Sundaramoorthy identifies seven adoption risks associated with generative AI: bias, misinformation, deception, lack of accountability, over-reliance, intellectual property issues, and psychological effects. Generative AI poses unique security threats across three contexts: usage can lead to unauthorized information leaks or insider threats; applications are vulnerable to data breaches or malicious inputs; platforms might suffer from injected data flaws, denial-of-service attacks, or model hijacking.

Attackers might exploit AI using prompt converters or malicious instructions to bypass content controls, potentially causing data poisoning or unauthorized access. Sundaramoorthy warns of the risks involved if AI systems are interconnected with APIs that execute external codes. "Could AI inadvertently create a backdoor?" he asks, urging a balanced approach to weighing AI's risks against its benefits. Despite these concerns, Sundaramoorthy finds value in tools like Microsoft’s Copilot, adding that the high value of AI systems makes them appealing targets for hackers.

AI integration could bring vulnerabilities, requiring user training on new technology. Sensitive data processing introduces further risks, necessitating transparency and control throughout AI's lifecycle. The supply chain for AI might introduce harmful code, and the lack of conventional compliance standards raises questions on securing AI technologies.

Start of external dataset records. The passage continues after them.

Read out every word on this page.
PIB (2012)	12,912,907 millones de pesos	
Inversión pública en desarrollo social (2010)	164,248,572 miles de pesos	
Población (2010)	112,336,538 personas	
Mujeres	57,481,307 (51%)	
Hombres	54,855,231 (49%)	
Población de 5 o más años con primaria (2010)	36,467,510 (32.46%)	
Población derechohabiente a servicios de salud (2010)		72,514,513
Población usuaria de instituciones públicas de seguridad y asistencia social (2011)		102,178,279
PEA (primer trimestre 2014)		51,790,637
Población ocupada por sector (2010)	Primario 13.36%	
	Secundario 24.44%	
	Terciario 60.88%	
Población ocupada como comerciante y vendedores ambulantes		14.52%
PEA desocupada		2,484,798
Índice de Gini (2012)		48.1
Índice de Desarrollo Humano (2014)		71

Sundaramoorthy stresses the importance of crafting a secure, top-down approach to integrating AI in applications as challenges like AI hallucinations persist. The full return on AI investment (ROI) remains uncertain in practical environments. Generative AI can also fail in innocuous or malevolent ways. A malevolent failure could see an intruder breaching AI defenses to extract sensitive data like passwords. Conversely, an innocuous failure might allow biased information to slip into AI outputs due to improperly filtered training data. Securing AI solutions effectively requires established methodologies, even amid uncertainties.

Standard bodies like NIST and OWASP provide frameworks for AI risk management. MITRE’s ATLAS Matrix catalogues techniques used in AI attacks. Microsoft and Google offer governance tools and frameworks like the Secure AI Framework to help organizations secure AI. Ensuring data exclusion from training models through scrubbing processes, applying least privilege principles for model fine-tuning, and enforcing stringent access controls to external data can significantly enhance AI security.

Sundaramoorthy concludes that foundational cybersecurity practices apply equally well to AI security. Reflecting on whether to employ AI, Janelle Shane, AI researcher, suggests that some security teams might choose to avoid AI due to its risks. Sundaramoorthy, however, argues that if AI accesses protected documents, the issue lies in access control rather than AI itself, emphasizing robust control measures as the solution.